In 2000, Michael was a founding member of the original SMPTE digital cinema standards committee, DC28, and continued to serve as a committee chairperson in the standards effort for 13 years. For 11 years, during the formation of digital cinema standards, Michael served with the National Association of Theatre Owners (NATO) as its Digital Cinema Consultant, chairing the NATO Technology Committee, representing the exhibition industry in discussions with Digital Cinema Initiatives (DCI) during the development of the DCI Digital Cinema System Specification, and guiding the preservation of exhibitor business rights during development of the digital cinema security model. He also led development of the NATO Digital Cinema Requirements, and led the industry in the development, standardization, and rollout of assessible closed caption technologies for cinema.
Michael's accomplishments in digital cinema include the Digital Cinema Package (DCP), the Facility List Message (FLM) for security key management, the cinema industry's first accessibility standards for closed captions and descriptive audio, and the chairing of studies on higher frame rates and laser illumination. His work in closed captions dramatically lowered the cost of competing systems, making it affordable for exhibitors. He is referenced by the US Department of Justice in its 2016 Movie Captioning and Audio Description Final Rule. He was also a champion of digital 3D, driving the first public demonstration of 3D at ShoWest in 2005, serving on the Board of Directors for pioneering 3D conversion company InThree, and consulting MasterImage 3D. He consulted numerous companies in the development of new products or services for digital cinema, sharpening strategies and marketing efforts, reviewing and advising intellectual property rights, and building industry relations. He was first to predict a pending "chasm" in equipment sales in 2007, in the midst of the early rollout of digital cinema.
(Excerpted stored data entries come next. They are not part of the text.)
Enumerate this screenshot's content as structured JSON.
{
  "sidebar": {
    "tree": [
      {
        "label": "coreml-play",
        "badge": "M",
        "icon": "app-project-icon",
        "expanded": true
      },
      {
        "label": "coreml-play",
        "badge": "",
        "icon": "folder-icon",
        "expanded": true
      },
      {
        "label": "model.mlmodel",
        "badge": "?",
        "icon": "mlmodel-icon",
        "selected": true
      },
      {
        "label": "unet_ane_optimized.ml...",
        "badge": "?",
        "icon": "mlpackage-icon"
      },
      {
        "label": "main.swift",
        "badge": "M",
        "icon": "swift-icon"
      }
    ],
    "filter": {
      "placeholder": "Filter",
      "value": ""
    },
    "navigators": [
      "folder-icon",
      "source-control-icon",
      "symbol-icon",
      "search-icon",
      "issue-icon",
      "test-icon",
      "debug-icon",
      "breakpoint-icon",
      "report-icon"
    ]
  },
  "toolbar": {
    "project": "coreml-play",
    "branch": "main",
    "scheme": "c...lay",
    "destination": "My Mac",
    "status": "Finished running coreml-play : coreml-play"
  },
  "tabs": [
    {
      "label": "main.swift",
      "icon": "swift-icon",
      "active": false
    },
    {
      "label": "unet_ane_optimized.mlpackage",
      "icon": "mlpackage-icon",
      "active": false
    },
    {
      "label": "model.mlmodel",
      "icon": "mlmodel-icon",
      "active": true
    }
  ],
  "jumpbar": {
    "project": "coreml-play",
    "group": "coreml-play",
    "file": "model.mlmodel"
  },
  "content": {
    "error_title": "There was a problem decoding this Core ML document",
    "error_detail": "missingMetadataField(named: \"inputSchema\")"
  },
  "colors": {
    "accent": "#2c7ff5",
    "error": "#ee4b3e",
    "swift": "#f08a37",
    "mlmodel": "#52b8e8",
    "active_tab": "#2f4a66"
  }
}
Michael is a contributing author of Understanding Digital Cinema and the EC publication Digital Cinema Perspectives. He is the creator of Cinepedia, an education site for digital cinema technology. He is also the publisher of mkpeReport, an online publication analyzing the cinema technology marketplace. Michael has given over 40 public presentations on digital cinema in four continents, and written hundreds of articles on the subject, many of which have been translated in several languages.